J.P. Morgan's plans to open hundreds of branches in as many as 20 new markets over five years will spark a war with other big banks it doesn't plan on losing, according to Morgan Stanley.
On the contrary, J.P. Morgan's venture to open new locations in some of the country's largest cities almost certainly means rival large-cap banks already established there will lose out, according to banking analyst Betsy Graseck. She reiterated her overweight rating and increased her price target on J.P. Morgan, which is Morgan Stanley's top stock pick among the large banks.
"We expect more competition among the top five [banks] in deposit share in each market that J.P. Morgan enters," wrote Graseck on Wednesday. "Who is most at risk in these markets? Incumbent banks that are most exposed to the areas J.P. Morgan is likely to enter include Bank of America (in 16 of 20 likely new markets) and Wells Fargo (in 13 of 20)."
Source: Morgan Stanley
Shares of J.P. Morgan rose modestly to $115.19 on Wednesday.

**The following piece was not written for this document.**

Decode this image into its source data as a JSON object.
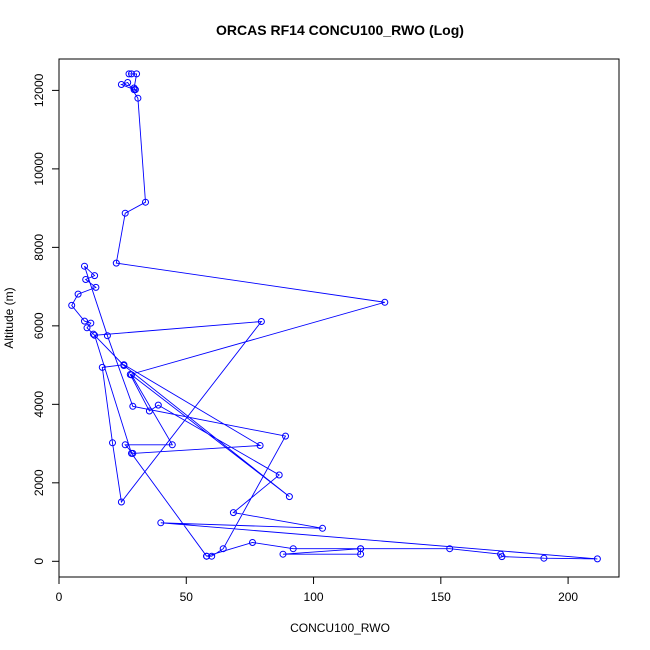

In January, CEO Jamie Dimon told investors that a "healthy, strong company allows us to make these long-term sustainable investments," citing tax breaks, reduced regulation and a better business climate. The company also announced that wages of roughly 22,000 workers will be increased to between $15 and $18 an hour in more than 100 cities.
Graseck increased her price target on Dimon's company to $136 from $133, implying 18 percent upside over the next 12 months from Wednesday's close. She also raised her 2019 and 2022 earnings per share expectations by 1 percent and 2 percent, respectively.
Analysts speculate that the expansion – which is expected to employ roughly 3,000 people – could include new locations in Boston, Philadelphia and Minneapolis, where Bank of America opened its first branch two years ago.
Source: Morgan Stanley
But while Bank of America could see a hit to deposits, Wells Fargo may be even more vulnerable if history is any guide; Graseck estimates that one-third of J.P. Morgan's deposit share gains will come at the expense of Wells Fargo because 60 percent of J.P. Morgan's target markets are already home to Wells.
San Francisco-based Wells Fargo already is grappling with Federal Reserve restrictions on its growth that were put in place this year until it rectifies its sales practices and board oversight following its fake account scandal and other revelations of improper sales.
Charles Wendel of Financial Institutions Consulting says J.P. Morgan will likely leech off Wells Fargo's weak position and other less-well-equipped community banks.
"They're going to feed off of something else. For the moment, Wells is in a no-growth position," he said. J.P. Morgan is in "a very strong financial position and they're taking advantage of that."